Na janela de Deus
A melhor TV ainda é uma janela de ônibus. "A janela recortando os exatos segundos de um gesto qualquer e humano", é um verso do meu primeiro poema, aquele nunca publicado, infinitamente revisto e decorado - onde estará? Certamente, aqui dentro desta máquina, invisível fragmento digital...
Já parou pra pensar nisso, leitor? Antes havia um manuscrito ou o texto datilografado. Um pedaço de papel, enfim. Agora não há nada. Ou melhor, o que há é quase-nada.
Antes da impressão deste texto, por exemplo, o que há é algo impensável: ínfima flutuação eletromagnética registrada em 0 e 1 que nem se chega a ver sobre a superfície brilhante do disco rígido — em tudo semelhante a um CD comum. Microscópico, ínfimo, quase-nada, o lugar que esta crônica ocupa no disco não seria nem sequer um lugar — pois que lugar ocupa algo que nem se vê?
Isto que eu vejo agora estampado na tela como se fosse um papel em branco onde imprimo letras é pura ilusão. Reforcei esta ilusão instalando um programeto que acrescenta o som metálico das teclas da máquina de escrever ao teclado do micro.

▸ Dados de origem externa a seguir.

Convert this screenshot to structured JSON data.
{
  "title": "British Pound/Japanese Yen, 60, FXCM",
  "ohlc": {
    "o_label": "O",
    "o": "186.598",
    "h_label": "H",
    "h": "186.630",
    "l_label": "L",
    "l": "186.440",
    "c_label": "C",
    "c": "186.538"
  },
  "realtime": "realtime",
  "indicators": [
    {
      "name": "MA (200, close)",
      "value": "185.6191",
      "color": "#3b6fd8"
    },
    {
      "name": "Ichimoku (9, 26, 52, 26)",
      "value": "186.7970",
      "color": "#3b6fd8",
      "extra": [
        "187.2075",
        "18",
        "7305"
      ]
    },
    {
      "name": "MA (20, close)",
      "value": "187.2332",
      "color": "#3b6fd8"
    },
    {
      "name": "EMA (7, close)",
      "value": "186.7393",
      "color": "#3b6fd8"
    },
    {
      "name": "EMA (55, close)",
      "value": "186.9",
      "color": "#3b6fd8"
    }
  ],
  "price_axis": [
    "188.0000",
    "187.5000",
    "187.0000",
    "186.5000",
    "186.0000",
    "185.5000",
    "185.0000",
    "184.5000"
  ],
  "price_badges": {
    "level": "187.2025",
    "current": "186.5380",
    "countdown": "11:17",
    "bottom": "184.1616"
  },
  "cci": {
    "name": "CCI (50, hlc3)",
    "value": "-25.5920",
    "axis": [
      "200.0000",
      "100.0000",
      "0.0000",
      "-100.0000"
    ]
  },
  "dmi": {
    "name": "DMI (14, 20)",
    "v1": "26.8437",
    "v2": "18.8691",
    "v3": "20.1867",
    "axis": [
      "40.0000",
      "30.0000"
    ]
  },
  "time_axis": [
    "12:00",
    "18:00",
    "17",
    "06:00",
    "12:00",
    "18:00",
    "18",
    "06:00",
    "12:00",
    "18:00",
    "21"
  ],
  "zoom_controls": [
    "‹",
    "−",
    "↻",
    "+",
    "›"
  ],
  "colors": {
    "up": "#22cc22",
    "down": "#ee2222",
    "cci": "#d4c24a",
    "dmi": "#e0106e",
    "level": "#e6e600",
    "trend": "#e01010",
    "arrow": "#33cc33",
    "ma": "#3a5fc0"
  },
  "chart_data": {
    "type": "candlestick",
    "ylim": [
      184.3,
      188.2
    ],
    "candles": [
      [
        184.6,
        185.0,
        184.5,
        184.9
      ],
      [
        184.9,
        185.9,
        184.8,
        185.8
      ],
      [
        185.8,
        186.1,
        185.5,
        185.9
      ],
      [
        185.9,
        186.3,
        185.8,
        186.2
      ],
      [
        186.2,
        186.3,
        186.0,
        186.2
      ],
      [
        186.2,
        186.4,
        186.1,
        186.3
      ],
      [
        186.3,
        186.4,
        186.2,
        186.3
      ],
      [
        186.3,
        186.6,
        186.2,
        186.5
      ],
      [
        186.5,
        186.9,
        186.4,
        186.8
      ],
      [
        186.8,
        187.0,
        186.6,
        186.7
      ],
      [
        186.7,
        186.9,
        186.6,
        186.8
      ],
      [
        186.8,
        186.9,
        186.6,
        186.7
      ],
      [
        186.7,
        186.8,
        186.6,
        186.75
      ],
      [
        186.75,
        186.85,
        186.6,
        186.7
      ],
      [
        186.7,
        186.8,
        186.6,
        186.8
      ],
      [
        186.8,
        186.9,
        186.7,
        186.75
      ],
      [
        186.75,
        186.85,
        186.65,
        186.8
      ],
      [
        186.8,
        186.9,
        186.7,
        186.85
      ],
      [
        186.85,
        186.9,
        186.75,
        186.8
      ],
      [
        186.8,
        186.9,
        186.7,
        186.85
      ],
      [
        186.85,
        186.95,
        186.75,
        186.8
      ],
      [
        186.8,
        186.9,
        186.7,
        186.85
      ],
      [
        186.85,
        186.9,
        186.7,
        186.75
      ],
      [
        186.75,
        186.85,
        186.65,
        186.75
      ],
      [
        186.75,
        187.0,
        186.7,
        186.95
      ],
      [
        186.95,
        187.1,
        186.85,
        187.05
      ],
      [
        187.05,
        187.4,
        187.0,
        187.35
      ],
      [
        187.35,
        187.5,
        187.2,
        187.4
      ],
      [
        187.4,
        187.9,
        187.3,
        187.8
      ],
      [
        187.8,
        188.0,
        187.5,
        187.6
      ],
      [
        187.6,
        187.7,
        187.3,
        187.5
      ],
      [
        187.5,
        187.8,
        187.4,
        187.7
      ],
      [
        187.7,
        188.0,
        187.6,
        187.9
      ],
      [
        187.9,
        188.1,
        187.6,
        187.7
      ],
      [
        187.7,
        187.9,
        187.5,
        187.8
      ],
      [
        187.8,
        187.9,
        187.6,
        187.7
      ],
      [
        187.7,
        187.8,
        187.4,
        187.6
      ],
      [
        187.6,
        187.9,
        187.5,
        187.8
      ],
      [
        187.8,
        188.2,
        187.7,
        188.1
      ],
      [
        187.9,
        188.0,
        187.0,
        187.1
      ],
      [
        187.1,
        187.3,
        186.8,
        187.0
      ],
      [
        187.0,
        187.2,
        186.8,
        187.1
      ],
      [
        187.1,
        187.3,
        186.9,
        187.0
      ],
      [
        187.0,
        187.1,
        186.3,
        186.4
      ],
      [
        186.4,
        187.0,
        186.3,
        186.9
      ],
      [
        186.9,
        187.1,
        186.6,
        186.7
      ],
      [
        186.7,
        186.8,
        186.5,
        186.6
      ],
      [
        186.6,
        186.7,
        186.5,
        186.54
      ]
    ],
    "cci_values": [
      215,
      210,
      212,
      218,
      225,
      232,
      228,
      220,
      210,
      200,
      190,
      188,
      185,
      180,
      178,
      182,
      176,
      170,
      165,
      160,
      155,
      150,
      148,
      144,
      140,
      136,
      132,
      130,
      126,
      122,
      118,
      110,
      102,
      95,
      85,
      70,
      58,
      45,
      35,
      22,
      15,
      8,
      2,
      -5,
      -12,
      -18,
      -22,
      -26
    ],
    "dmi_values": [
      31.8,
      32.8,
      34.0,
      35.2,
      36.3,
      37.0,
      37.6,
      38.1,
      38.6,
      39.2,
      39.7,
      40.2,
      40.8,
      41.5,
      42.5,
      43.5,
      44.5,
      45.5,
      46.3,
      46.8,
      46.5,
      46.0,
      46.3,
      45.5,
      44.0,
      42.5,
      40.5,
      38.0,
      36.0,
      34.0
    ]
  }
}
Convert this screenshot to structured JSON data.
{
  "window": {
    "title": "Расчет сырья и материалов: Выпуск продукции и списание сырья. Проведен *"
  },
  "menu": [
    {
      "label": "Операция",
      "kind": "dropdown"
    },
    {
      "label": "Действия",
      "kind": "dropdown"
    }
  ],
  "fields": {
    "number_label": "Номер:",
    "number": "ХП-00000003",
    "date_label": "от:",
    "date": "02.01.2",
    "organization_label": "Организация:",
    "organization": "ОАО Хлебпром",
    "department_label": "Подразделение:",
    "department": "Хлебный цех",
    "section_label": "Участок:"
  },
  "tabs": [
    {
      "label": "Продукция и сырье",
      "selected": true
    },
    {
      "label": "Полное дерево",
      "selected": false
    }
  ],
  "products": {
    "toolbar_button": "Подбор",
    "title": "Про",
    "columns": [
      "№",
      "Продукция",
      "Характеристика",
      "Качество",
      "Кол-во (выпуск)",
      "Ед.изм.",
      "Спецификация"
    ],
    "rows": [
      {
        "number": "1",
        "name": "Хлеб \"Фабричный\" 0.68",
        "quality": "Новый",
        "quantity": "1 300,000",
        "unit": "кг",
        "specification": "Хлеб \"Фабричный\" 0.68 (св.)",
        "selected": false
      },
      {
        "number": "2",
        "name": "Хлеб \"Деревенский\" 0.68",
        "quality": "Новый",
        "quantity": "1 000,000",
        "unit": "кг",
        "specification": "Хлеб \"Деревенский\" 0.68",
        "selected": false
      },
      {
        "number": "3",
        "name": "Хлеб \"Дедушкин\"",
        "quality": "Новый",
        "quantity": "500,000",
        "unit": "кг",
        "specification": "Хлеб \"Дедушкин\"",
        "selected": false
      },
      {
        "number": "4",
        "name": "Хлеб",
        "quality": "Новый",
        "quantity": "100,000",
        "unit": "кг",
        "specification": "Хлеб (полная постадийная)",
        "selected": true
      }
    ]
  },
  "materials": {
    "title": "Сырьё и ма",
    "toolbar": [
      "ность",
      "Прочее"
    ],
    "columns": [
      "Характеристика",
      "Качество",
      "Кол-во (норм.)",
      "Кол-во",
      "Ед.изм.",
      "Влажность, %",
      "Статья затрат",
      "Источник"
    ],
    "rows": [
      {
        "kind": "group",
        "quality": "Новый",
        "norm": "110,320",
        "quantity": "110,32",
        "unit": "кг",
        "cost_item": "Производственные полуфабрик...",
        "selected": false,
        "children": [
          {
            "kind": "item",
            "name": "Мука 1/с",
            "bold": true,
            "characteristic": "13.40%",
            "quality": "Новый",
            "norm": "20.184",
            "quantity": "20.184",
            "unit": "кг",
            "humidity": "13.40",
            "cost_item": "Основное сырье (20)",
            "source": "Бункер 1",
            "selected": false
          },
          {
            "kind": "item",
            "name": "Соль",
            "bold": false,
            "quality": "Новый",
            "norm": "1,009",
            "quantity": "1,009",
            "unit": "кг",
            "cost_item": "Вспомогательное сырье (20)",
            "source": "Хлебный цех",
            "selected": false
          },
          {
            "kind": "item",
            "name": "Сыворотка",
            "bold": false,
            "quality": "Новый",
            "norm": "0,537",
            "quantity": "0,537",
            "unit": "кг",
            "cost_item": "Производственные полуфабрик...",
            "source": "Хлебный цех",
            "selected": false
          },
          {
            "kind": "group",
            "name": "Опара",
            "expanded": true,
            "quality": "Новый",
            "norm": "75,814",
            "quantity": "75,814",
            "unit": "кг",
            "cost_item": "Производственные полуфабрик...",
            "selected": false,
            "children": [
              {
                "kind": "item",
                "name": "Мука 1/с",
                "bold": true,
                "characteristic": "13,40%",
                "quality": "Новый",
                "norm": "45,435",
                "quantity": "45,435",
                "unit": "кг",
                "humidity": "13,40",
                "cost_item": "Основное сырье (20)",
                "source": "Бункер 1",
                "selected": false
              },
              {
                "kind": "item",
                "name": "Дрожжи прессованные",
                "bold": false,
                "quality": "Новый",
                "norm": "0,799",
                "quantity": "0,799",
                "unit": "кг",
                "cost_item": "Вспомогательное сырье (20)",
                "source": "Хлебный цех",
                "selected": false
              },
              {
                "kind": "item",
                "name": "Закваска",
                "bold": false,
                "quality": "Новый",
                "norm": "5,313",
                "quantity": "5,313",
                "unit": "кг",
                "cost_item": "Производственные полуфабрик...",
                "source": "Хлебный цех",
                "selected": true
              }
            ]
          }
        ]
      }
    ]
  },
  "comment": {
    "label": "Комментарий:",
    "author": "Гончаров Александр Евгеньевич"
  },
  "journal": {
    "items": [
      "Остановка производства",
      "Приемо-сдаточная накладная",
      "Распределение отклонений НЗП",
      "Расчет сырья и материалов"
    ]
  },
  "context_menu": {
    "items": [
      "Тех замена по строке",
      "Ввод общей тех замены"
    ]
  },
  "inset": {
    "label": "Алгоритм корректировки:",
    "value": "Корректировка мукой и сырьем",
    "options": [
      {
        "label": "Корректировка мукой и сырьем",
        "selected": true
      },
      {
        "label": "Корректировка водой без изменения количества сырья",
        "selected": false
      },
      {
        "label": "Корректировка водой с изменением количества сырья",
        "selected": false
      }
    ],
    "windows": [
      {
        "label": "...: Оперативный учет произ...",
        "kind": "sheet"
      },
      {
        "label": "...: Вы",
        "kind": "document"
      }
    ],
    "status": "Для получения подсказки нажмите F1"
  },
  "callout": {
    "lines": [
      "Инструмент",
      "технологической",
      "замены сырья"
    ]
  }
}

Esta simulação digital do que ocorria antes no "mundo real" — papel, som metálico das teclas — é a manifestação primária, protozoária, do que a gente chama de realidade virtual e cuja expressão mais radical é a hipótese Matrix: a realidade não passa de uma simulação digital em escala planetária. Idealismo gnóstico e messiânico que se traduz assim: a realidade é uma ilusão produzida pelas forças do mal para dominar o mundo — e é preciso libertá-lo. Ou dito ainda de outro modo: o inferno é aqui.
Não é o que eu vejo nesta minha TV quando vou por esses dias ensolarados debruçado como um gato na janela do ônibus atento a tudo sem nada esperar, os olhos ávidos e generosos sorvendo tudo sem julgar. Não, não é um inferno, nem pode ser mera ilusão. Podia ser melhor, isso sim. E visto daqui, de dentro dos meus olhos em movimento, parece tão fácil...
Na minha TV o ser humano aparece como o frágil senhor de si mesmo, orgulhoso sonâmbulo, generoso egoísta que em troca de um pouco de conforto e segurança sairia abraçando a todos como irmãos... Essa é a impressão que me dá quando eu os vejo daqui, do alto da minha nave, as antenas dos meus olhos captando tudo, alimentadas de luz.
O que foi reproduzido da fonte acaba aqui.